Bei der chronisch-aktiven Hepatitis besteht das Risiko, dass sich die Entzündung zu einer Leberzirrhose entwickelt. Die Leberzirrhose ist das Endstadium vieler chronischer Lebererkrankungen. Sie ist im Gegensatz zur Fettleber nicht reversibel, da sich die Fettzellen bindegewebig umbauen und so narbige Areale entstehen. Im fortgeschrittenen Stadium führt die Leberzirrhose zum Tod.

Diagnose

Bei der Fettleber-Hepatitis sind die leberspezifischen Enzyme im Blut erhöht. So zeigen sich im Blut erhöhte Cholestase-Parameter, insbesondere Gamma-GT ist erhöht. Auch die Transaminasen sind vermehrt im Blut zu finden. Gegebenenfalls kommt es zu einer geringen Erhöhung der Leukozyten. Ebenfalls ist eine Erhöhung des C-reaktiven Proteins denkbar. Das C-reaktive Protein (CRP) ist ein unspezifischer Entzündungsmarker, das bedeutet, CRP steigt an, wenn im Körper eine Entzündung ist. Mit dem CRP lässt sich die Entzündung aber nicht genau lokalisieren.

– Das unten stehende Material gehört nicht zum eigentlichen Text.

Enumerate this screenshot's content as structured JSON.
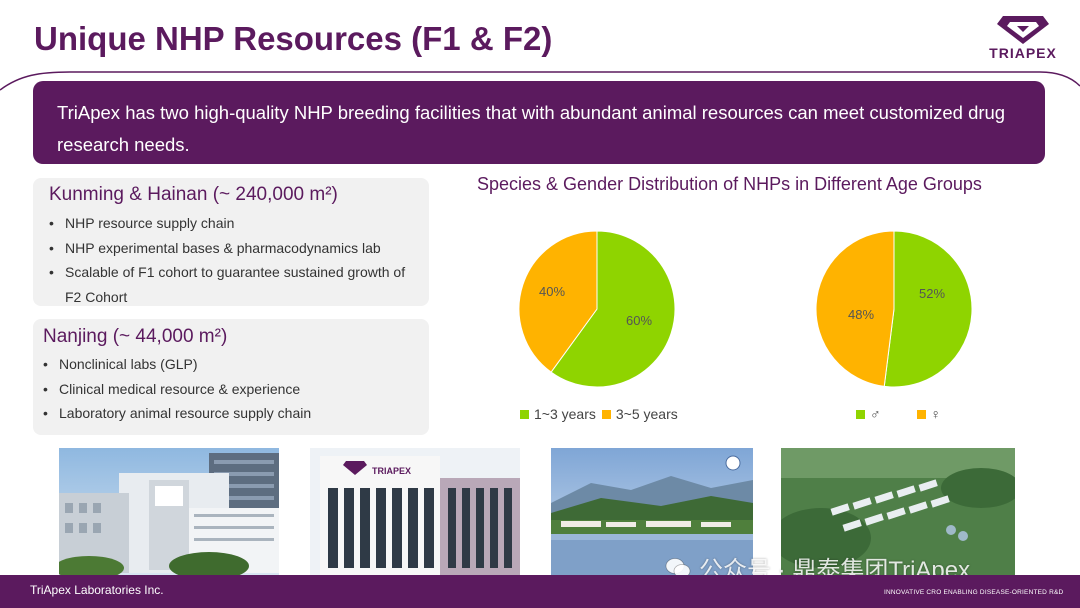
{
  "header": {
    "title": "Unique NHP Resources (F1 & F2)",
    "logo_text": "TRIAPEX"
  },
  "banner": {
    "text": "TriApex has two high-quality NHP breeding facilities that with abundant animal resources can meet customized drug research needs."
  },
  "panels": [
    {
      "title": "Kunming & Hainan (~ 240,000 m²)",
      "items": [
        "NHP resource supply chain",
        "NHP experimental bases & pharmacodynamics lab",
        "Scalable of F1 cohort to guarantee sustained growth of F2 Cohort"
      ]
    },
    {
      "title": "Nanjing (~ 44,000 m²)",
      "items": [
        "Nonclinical labs (GLP)",
        "Clinical medical resource & experience",
        "Laboratory animal resource supply chain"
      ]
    }
  ],
  "charts_title": "Species & Gender Distribution of NHPs in Different Age Groups",
  "colors": {
    "green": "#8fd400",
    "orange": "#ffb300",
    "purple": "#5b1a5e"
  },
  "chart_data": [
    {
      "type": "pie",
      "labels": [
        "1~3 years",
        "3~5 years"
      ],
      "values": [
        60,
        40
      ],
      "data_labels": [
        "60%",
        "40%"
      ],
      "colors": [
        "#8fd400",
        "#ffb300"
      ],
      "legend_position": "bottom"
    },
    {
      "type": "pie",
      "labels": [
        "♂",
        "♀"
      ],
      "values": [
        52,
        48
      ],
      "data_labels": [
        "52%",
        "48%"
      ],
      "colors": [
        "#8fd400",
        "#ffb300"
      ],
      "legend_position": "bottom"
    }
  ],
  "photos": [
    "office-building-photo",
    "triapex-building-photo",
    "mountain-lake-facility-photo",
    "aerial-facility-photo"
  ],
  "photo_text": {
    "building_sign": "TRIAPEX"
  },
  "footer": {
    "company": "TriApex Laboratories Inc.",
    "tagline": "INNOVATIVE CRO ENABLING DISEASE-ORIENTED R&D"
  },
  "watermark": {
    "text": "公众号 · 鼎泰集团TriApex"
  }
}
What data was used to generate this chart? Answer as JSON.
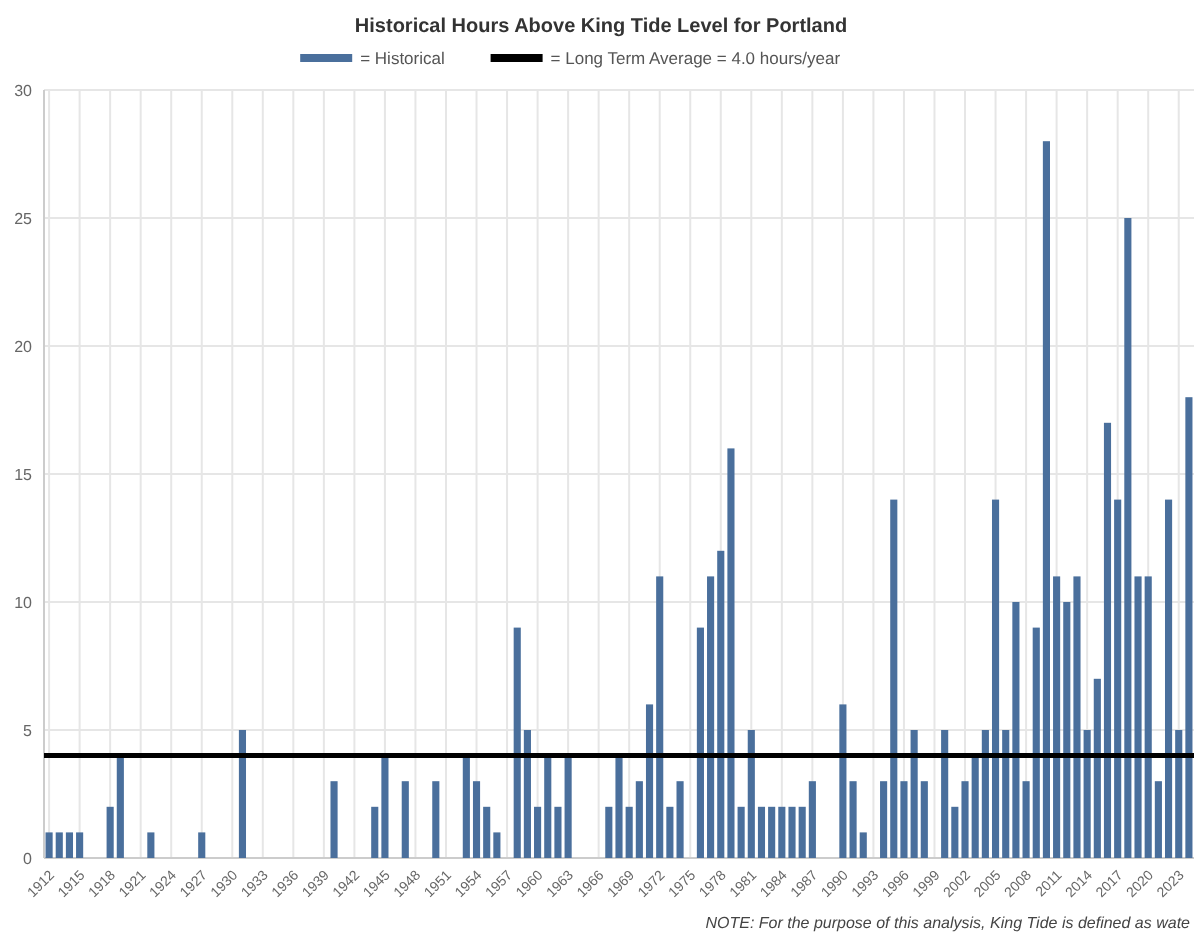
{
  "chart_data": {
    "type": "bar",
    "title": "Historical Hours Above King Tide Level for Portland",
    "x": [
      1912,
      1913,
      1914,
      1915,
      1916,
      1917,
      1918,
      1919,
      1920,
      1921,
      1922,
      1923,
      1924,
      1925,
      1926,
      1927,
      1928,
      1929,
      1930,
      1931,
      1932,
      1933,
      1934,
      1935,
      1936,
      1937,
      1938,
      1939,
      1940,
      1941,
      1942,
      1943,
      1944,
      1945,
      1946,
      1947,
      1948,
      1949,
      1950,
      1951,
      1952,
      1953,
      1954,
      1955,
      1956,
      1957,
      1958,
      1959,
      1960,
      1961,
      1962,
      1963,
      1964,
      1965,
      1966,
      1967,
      1968,
      1969,
      1970,
      1971,
      1972,
      1973,
      1974,
      1975,
      1976,
      1977,
      1978,
      1979,
      1980,
      1981,
      1982,
      1983,
      1984,
      1985,
      1986,
      1987,
      1988,
      1989,
      1990,
      1991,
      1992,
      1993,
      1994,
      1995,
      1996,
      1997,
      1998,
      1999,
      2000,
      2001,
      2002,
      2003,
      2004,
      2005,
      2006,
      2007,
      2008,
      2009,
      2010,
      2011,
      2012,
      2013,
      2014,
      2015,
      2016,
      2017,
      2018,
      2019,
      2020,
      2021,
      2022,
      2023,
      2024
    ],
    "series": [
      {
        "name": "= Historical",
        "color": "#4a6f9c",
        "values": [
          1,
          1,
          1,
          1,
          0,
          0,
          2,
          4,
          0,
          0,
          1,
          0,
          0,
          0,
          0,
          1,
          0,
          0,
          0,
          5,
          0,
          0,
          0,
          0,
          0,
          0,
          0,
          0,
          3,
          0,
          0,
          0,
          2,
          4,
          0,
          3,
          0,
          0,
          3,
          0,
          0,
          4,
          3,
          2,
          1,
          0,
          9,
          5,
          2,
          4,
          2,
          4,
          0,
          0,
          0,
          2,
          4,
          2,
          3,
          6,
          11,
          2,
          3,
          0,
          9,
          11,
          12,
          16,
          2,
          5,
          2,
          2,
          2,
          2,
          2,
          3,
          0,
          0,
          6,
          3,
          1,
          0,
          3,
          14,
          3,
          5,
          3,
          0,
          5,
          2,
          3,
          4,
          5,
          14,
          5,
          10,
          3,
          9,
          28,
          11,
          10,
          11,
          5,
          7,
          17,
          14,
          25,
          11,
          11,
          3,
          14,
          5,
          18
        ]
      }
    ],
    "xlim": [
      1911.5,
      2024.5
    ],
    "xticks": [
      1912,
      1915,
      1918,
      1921,
      1924,
      1927,
      1930,
      1933,
      1936,
      1939,
      1942,
      1945,
      1948,
      1951,
      1954,
      1957,
      1960,
      1963,
      1966,
      1969,
      1972,
      1975,
      1978,
      1981,
      1984,
      1987,
      1990,
      1993,
      1996,
      1999,
      2002,
      2005,
      2008,
      2011,
      2014,
      2017,
      2020,
      2023
    ],
    "ylim": [
      0,
      30
    ],
    "yticks": [
      0,
      5,
      10,
      15,
      20,
      25,
      30
    ],
    "grid": true,
    "legend": "top",
    "ref_lines": [
      {
        "axis": "y",
        "value": 4,
        "label": "= Long Term Average = 4.0 hours/year",
        "color": "#000000"
      }
    ],
    "annotations": [
      "NOTE: For the purpose of this analysis, King Tide is defined as wate"
    ]
  }
}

Zur Routinediagnostik gehört auch eine Ultraschalluntersuchung. Gegebenenfalls wird die Diagnostik durch Sondenultraschall oder Magnetresonanztomografie ergänzt. Die histologische Sicherung der Diagnose erfolgt mittels Leberpunktion mit Entnahme einer Gewebeprobe. Eine Unterscheidung zwischen alkoholbedingter Fettleberentzündung und nicht-alkoholbedingter Fettleberentzündung kann so allerdings nicht getroffen werden. Dies geschieht eher anhand der Blutwerte.

Behandlung und Therapie

Bei der alkoholischen Fettleber-Hepatitis ist Alkohol absolut kontraindiziert. Der absolute Verzicht auf Alkohol ist die wichtigste Therapiesäule. Solange die Leberzellen nur verfettet und noch nicht zirrhotisch umgebaut sind, kann das Organ sich noch regenerieren. Bei der NASH wird zunächst die Grunderkrankung therapiert. Bei Patienten mit erhöhten Blutfettwerten sollte die Ernährung umgestellt werden. Gegebenenfalls muss medikamentös mit Lipidsenkern eingegriffen werden.

Diabetes-Patienten müssen besser eingestellt werden. Chronisch entzündliche Darmerkrankungen werden in der Regel mit Kortison behandelt. Zudem sollten sie ihr Gewicht reduzieren. Selbes gilt für übergewichtige Patienten. Die Gewichtsreduktion ist oft der entscheidende Faktor bei der Therapie der NASH. Einige Studien berichten, dass sich die Gaben von Vitamin E und Melatonin positiv auf den Verlauf der Steatohepatitis auswirken.

Bei fortschreitender Leberzirrhose verbleibt oft nur eine Lebertransplantation als Therapie. Die Lebertransplantation bei Fettleberhepatitis hat allerdings eine deutlich schlechtere Prognose als Lebertransplantationen bei anderen Lebererkrankungen. So leben bei anderen Lebererkrankungen noch 89 % der Patienten fünf Jahre nach der Transplantation. Fünf Jahre nach einer Transplantation aufgrund einer Steatohepatitis leben hingegen nur noch 72 % der Patienten.



Vorbeugung

Einer alkoholbedingten Fettleber-Hepatitis lässt sich einfach durch Alkoholkarenz vorbeugen. Die toxische Grenze von täglich 40 Gramm Alkohol bei Männern und 20 Gramm Alkohol bei Frauen sollte keinesfalls überschritten werden. Einer ernährungsbedingten Fettleberhepatitis lässt sich mit ausgewogener Ernährung und ausreichender Bewegung entgegenwirken. Diabetiker sollten darauf achten, dass ihre Blutzuckerwerte gut eingestellt sind.